(The following post originally appeared in
Observational Epidemiology.)
You've probably heard about the Harlem Children's Zone, an impressive, even inspiring initiative to improve the lives of poor inner-city children through charter schools and community programs. Having taught in Watts and the Mississippi Delta in my pre-statistician days, this is an area of long-standing interest to me and I like a lot of the things I'm hearing about HCZ. What I don't like nearly as much is the reaction I'm seeing to the
research study by Will Dobbie and Roland G. Fryer, Jr. of Harvard. Here's Alex Tabarrok at Marginal Revolution with a
representative sample, "I don't know why anyone interested in the welfare of children would want to discourage this kind of experimentation."
Maybe I can provide some reasons.
First off, this is an observational study, not a randomized experiment. I think we may be reaching the limits of what analysis of observational data can do in the education debate and, given the importance and complexity of the questions, I don't understand why we aren't employing randomized trials to answer some of these questions once and for all.
More significantly I'm also troubled by the aliasing of data on the Promise Academies and by the fact that the authors draw a conclusion ("HCZ is enormously successful at boosting achievement in math and ELA in elementary school and math in middle school. The impact of being offered admission into the HCZ middle school on ELA achievement is positive, but less dramatic. High-quality schools or community investments coupled with high-quality schools drive these results, but community investments alone cannot.") that the data can't support.

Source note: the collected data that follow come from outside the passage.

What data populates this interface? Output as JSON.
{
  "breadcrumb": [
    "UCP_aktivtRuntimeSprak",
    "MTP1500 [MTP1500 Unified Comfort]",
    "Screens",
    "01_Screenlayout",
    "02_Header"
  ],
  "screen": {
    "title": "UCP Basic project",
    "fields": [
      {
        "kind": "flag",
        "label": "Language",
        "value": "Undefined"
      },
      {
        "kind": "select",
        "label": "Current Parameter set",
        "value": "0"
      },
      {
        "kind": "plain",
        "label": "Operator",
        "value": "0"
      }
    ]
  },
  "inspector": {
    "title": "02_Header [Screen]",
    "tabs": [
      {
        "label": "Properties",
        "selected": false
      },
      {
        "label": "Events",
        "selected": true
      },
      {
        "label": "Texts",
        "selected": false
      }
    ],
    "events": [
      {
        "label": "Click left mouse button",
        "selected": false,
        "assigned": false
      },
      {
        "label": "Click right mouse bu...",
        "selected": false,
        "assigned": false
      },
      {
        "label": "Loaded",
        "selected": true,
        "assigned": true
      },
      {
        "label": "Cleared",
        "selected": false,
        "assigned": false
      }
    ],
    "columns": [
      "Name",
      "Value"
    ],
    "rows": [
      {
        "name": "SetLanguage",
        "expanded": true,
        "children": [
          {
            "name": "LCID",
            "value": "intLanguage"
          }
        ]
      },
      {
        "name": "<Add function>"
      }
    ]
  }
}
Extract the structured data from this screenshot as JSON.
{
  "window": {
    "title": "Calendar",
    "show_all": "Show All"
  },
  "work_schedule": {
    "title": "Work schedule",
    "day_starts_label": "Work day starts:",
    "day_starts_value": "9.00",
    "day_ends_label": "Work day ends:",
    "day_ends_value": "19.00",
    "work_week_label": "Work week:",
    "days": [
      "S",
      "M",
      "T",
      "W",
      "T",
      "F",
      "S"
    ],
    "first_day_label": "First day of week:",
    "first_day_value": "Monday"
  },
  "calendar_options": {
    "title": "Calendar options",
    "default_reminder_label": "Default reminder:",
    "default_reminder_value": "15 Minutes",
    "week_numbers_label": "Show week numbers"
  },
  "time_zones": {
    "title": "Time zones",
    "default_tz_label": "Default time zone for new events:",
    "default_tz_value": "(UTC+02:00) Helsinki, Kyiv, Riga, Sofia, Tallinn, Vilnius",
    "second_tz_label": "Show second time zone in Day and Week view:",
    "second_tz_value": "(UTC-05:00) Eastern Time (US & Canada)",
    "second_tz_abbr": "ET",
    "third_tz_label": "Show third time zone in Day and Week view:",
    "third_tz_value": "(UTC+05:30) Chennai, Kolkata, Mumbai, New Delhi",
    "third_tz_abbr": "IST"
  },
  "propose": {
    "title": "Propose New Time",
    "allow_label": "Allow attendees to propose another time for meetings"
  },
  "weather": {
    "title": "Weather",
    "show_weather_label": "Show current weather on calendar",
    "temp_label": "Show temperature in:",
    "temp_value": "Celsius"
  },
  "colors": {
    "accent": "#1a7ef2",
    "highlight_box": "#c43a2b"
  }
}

In statistics, aliasing means combining treatments in such a way that you can't tell which treatment or combination of treatments caused the effect you observed. In this case the first treatment is the educational environment of the Promise Academies. The second is something called social norming.
When you isolate a group of students, they will quickly arrive at a consensus of what constitutes normal behavior. It is a complex and somewhat unpredictable process driven by personalities and random connections and any number of outside factors. You can however, exercise a great deal of control over the outcome by restricting the make-up of the group.
If we restricted students via an application process, how would we expect that group to differ from the general population and how would that affect the norms the group would settle on? For starters, all the parents would have taken a direct interest in their children's schooling.
Compared to the general population, the applicants will be much more likely to see working hard, making good grades, not getting into trouble as normal behaviors. The applicants (particularly older applicants) would be more likely to be interested in school and to see academic and professional success as a reasonable possibility because they would have made an active choice to move to a new and more demanding school. Having the older students committed to the program is particularly important because older children play a disproportionate role in the setting of social norms.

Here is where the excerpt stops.